Started in 2000 this library is a warehouse of mining and exploration samples and drill cores (some dating back 100 years) that the government and mining companies can analyse for certain minerals and ores. They also enable geologists to map what is underground is Western Australia.
People can bring in samples to the geologists and they'll identify anything of interest. Local ore was historically used to build fireplaces in old homes. These fireplaces may contain something of value. The roadbase in Kalgoorlie was originally built using local ore, until it was discovered that the road base contained gold, Kalgoorlie was literally paved with gold!
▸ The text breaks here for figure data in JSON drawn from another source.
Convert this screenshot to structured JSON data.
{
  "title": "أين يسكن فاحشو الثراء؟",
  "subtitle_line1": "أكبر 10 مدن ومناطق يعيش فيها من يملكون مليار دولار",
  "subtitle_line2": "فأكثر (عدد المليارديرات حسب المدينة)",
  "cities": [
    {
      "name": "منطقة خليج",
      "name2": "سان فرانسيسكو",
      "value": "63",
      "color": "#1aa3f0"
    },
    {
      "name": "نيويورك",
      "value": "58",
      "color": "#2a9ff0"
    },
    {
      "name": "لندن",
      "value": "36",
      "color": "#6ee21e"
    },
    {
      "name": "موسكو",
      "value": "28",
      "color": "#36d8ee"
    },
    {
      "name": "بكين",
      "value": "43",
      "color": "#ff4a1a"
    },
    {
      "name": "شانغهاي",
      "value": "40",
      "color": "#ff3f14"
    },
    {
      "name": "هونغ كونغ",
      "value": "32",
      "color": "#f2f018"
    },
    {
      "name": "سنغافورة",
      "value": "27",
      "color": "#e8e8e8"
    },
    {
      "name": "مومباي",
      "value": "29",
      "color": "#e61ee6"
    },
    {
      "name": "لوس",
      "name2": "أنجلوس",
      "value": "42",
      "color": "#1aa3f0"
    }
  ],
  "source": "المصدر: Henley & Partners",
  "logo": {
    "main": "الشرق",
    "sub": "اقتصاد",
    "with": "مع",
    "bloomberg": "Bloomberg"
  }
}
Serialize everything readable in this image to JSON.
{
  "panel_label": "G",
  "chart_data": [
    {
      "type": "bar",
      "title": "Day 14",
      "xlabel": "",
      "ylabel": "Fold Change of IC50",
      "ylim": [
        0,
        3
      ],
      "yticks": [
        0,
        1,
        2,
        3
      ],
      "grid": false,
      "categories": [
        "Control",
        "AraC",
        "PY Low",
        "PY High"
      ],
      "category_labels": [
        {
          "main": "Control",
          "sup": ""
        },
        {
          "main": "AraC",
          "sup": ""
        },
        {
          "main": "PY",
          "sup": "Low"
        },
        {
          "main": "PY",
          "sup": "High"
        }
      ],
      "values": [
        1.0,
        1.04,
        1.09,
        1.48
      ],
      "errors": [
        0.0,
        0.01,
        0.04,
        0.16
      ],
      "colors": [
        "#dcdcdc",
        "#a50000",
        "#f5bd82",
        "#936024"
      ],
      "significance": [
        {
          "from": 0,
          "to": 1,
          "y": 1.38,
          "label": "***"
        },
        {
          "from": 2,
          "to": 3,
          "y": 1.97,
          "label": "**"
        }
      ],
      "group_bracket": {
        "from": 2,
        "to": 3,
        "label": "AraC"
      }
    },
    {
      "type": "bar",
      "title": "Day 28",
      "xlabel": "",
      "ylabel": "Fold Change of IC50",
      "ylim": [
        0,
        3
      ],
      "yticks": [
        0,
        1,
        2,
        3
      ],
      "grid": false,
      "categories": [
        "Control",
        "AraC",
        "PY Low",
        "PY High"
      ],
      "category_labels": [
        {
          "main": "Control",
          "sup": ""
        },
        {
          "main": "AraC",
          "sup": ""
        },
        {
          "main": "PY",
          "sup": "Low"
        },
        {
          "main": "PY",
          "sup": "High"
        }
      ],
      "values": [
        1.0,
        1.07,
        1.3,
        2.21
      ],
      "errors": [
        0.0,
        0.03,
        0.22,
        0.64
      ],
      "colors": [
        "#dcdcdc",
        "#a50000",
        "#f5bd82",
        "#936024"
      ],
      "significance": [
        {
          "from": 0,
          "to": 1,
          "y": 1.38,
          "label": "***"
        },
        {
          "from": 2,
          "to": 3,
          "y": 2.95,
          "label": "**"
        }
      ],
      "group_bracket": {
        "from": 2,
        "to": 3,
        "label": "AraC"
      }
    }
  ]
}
Once this was identified, the roads were then ripped up and replaced.
A piece of sandstone with Crinoid fossils is on display. "Several complete cups with attached arms are evident." - sign in library. The sandstone came from the Cundlego Formation in the Carnavon Basin, Western Australia.
The library has many samples that make interesting viewing and a lot of them have really attractive patterns and colourings.
Geological maps and books are available here. The staff cannot tell you where to find certain minerals, but in coming here and seeing what the different rocks look like, you can make identification easier out in the field.
As a complete novice in this area, I wasn't aware that copper and nickel ores each had different types and colourings.
Of interest, who was Joe Lord? Joseph Henry Lord (1919-1999) was Director of the Geological Survey of Western Australia (GSWA) for twenty years, from 1961.
The library is located at the corner Broadwood & Hunter Streets, West Kalgoorlie and open 8.30am - 4.30pm Monday to Friday. In December 2020 the Government allocated $7 million dollars to expand the library.